A Missouri-based eyecare clinic, Mattax Neu Prater Eye Center, had recently reported a data breach incident that impacted exactly 92,361 individuals. According to the security researchers, the actual hacking incident happened last December, but the eyecare clinic only announced it in the last week of June this year.
From the statement released by Mattax Neu Prater, they stressed that an unauthorised threat actor might have accessed their third-party networks and infiltrated the massive amount of personal databases of a fraction of their patients.
Reports explained that the data breach incident began on a third-party electronic medical records platform, myCare Integrity, wherein unknown malicious operators had infiltrated to steal and delete sensitive databases and system configuration files.
The owner of the myCare Integrity platform, Eye Care Leaders, stated that their incident response team had immediately worked on the issue to block the unauthorised access and probe the situation. Eye Care Leaders also added that the incident involved their entire network environment, thus stressing that it was not only specific to Mattax Neu Prater.
Despite having no proof of a specific attack on Mattax Neu Prater, the eyecare clinic had still notified their clients to be cautious against potential fraudulent attacks.

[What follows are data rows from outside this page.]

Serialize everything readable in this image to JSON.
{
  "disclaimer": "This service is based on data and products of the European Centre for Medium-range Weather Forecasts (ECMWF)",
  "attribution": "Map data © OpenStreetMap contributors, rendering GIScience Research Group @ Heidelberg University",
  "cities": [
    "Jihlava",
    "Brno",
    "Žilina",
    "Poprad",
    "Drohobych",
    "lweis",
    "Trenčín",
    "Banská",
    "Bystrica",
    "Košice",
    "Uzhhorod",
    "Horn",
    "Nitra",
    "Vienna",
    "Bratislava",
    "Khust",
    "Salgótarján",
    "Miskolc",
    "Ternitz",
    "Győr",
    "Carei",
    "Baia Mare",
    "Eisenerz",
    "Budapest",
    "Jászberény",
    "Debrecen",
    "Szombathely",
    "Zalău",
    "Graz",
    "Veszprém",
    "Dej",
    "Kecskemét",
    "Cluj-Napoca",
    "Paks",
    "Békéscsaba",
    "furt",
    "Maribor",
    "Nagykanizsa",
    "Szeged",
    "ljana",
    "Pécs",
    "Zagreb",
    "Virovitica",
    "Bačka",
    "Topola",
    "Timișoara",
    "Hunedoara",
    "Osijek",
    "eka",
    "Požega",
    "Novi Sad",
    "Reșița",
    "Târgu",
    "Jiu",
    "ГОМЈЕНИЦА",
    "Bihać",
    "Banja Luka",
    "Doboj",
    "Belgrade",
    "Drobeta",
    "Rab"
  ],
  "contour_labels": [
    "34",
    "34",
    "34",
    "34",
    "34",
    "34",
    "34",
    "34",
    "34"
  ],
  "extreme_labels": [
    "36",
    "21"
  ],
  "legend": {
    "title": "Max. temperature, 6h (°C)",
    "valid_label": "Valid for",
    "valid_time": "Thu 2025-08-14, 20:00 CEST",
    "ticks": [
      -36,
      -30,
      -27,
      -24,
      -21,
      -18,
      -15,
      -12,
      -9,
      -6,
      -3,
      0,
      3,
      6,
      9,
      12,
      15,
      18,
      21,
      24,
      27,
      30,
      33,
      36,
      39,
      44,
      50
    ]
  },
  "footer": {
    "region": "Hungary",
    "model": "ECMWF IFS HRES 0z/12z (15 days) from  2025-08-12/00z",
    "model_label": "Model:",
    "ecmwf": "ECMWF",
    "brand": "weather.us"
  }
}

The affected individuals of about 92,361 cover the entire network environment of the third-party platform myCare Integrity across the US, adding that the Mattax Neu Prater eyecare clinic is not required to perform critical preventive measures for now. There is also no evidence that patient records specific to the eyecare clinic were compromised.
Nonetheless, Eye Care Leaders still underline that the adversaries may use the personally identifiable information (PII) of impacted individuals for malicious intentions such as further hacking activities, identity theft, and other harmful cyberattacks.
Hence, the affected people and patients of the eyecare clinic are advised to monitor their online activities closely and avoid interacting with suspicious actors that could be scheming to compromise their security. Clicking on links or files attached to emails is also strongly discouraged.